Samstag, 10. Februar 2024

Not so sunny Arizona

Tuesday - our flight connection in San Francisco, coming from Reno, was tight, but we made it on to Phoenix, even with our luggage, on a pretty bumpy flight. A rain front was going through Arizona, and still is now. Arizona shows its cold shoulder. For the last days we had a lot of rain and temps went down to 40 deg. F, roads were flooded. 

Each time the sun came out for a little bit, we went out, so, these first photos were taken on an evening walk with our friends in the Scottsdale area, when the rain had stopped and a rainbow showed:

 


Wednesday we went on a shopping spree to the Phoenix Premium Outlet Mall in Chandler (left), and, lateron prepared German potato salad and Greek tzatziki for dinner to go with chicken thighs. When the rain stopped in the evening, we still drove out to Fountain Hills, another wealthy neighborhood in the Phoenix metro area, famous for its fountain in a lake (surrounded by a park), which is one of the world's tallest man-made fountain, the second tallest in the U.S., and fourth tallest in the world. Sunset was nice there!

 



On Thursday we drove into Phoenix to visit the Phoenix Art Museum (right/below) and the Heard Museum (further below). We especially love the Heard Museum with all its fantastic beadwork, baskets, weavings, Hopi katsinas (photo below, right), jewelry, paintings. Especially interesting and very instructive is the permanent exhibition "Native People in the Southwest", about the different tribes in the Southwest, and another one about Indian Boarding Schools.



 

 In the evening we ate in a nice Mexican restaurant, "La Pinata", in Phoenix before we visited Old Scottsdale for the weekly "Art Walk".




Friday - the weather has improved (at least it didn't rain anymore!), though temps were only in the 45/10 deg. F/C range.
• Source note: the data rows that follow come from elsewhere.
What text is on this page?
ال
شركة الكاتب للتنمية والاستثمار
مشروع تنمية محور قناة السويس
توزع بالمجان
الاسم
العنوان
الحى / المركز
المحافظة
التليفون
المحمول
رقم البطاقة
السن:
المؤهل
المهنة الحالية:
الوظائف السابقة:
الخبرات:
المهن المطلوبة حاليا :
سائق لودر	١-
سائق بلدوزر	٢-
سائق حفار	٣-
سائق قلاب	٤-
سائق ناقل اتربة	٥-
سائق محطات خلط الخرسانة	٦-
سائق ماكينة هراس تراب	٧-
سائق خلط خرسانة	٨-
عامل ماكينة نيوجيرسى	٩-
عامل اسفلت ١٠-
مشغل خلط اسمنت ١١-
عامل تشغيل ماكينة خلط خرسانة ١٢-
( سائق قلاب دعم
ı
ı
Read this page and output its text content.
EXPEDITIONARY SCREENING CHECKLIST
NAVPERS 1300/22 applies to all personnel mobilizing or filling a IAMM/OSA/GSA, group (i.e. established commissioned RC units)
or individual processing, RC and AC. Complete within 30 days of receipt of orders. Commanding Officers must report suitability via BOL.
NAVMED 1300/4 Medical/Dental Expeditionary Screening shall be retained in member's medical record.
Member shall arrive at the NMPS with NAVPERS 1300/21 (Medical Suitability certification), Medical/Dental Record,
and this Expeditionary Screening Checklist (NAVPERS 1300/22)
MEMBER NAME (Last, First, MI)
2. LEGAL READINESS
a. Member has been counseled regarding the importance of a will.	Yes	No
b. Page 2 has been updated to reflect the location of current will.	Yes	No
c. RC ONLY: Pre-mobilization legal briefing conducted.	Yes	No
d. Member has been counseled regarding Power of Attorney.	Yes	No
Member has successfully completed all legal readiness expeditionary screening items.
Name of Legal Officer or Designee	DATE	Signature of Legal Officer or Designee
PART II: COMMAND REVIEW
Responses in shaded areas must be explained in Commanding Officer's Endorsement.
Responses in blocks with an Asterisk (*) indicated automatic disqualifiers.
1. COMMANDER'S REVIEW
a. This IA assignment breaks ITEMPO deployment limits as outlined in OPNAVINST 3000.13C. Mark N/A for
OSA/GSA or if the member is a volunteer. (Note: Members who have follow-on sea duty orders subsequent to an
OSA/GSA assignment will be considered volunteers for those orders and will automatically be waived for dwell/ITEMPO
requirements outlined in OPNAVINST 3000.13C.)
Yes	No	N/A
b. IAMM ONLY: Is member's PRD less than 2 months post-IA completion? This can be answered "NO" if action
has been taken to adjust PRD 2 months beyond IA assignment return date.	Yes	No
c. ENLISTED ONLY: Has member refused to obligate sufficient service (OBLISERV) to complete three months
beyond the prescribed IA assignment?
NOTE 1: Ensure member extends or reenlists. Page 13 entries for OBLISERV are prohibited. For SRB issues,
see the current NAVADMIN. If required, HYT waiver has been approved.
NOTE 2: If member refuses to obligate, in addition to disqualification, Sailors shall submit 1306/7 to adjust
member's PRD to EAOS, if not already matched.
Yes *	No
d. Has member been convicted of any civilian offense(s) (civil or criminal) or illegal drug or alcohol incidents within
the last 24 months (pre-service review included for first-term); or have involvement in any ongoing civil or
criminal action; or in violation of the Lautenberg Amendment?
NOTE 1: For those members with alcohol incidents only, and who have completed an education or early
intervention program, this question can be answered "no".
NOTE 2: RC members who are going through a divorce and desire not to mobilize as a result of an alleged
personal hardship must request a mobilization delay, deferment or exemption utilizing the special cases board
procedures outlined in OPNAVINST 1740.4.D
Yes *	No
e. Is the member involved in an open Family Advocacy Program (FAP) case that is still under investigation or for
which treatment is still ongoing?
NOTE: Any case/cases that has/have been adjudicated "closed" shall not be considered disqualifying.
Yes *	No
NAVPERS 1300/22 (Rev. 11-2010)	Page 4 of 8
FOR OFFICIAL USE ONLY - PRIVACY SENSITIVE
We drove for a 4-mi hike to the McDowell Mountains, and had lunch afterwards in one of the many bars/saloons in Cave Creek - a little Western town on the northern edge of Paradise Valley. 

 

 


From Sears Kay Ruin, our next stop, we saw the snow-covered peaks of the White Mountains.  The area was home to the Hohokam culture, ancestors of the O'odham tribes.  The prehistoric Hohokam built villages and fortifications like this one, called Sears-Kay Ruin (photos below), located atop a desert foothill in the Tonto National Forest. It was built around 1050 AD and abandoned around 1200 AD.

At sunset we drove to Spur Cross Ranch, a historic ranch property. Still, many horse farms there and wonderful old Saguaros.


And, after having hiked about 8 miles, we called it a day with some house-made pizza:


Saturday: after more rain all night long, we explored the Uptown Farmers Market (huge!) and drove on to Cosanti. This is an interesting gallery/store, built by Paolo Soleri (1919-2013), an Italian-born architect, urban designer, and philosopher, with a foundry and a pottery and famous for its wind chimes.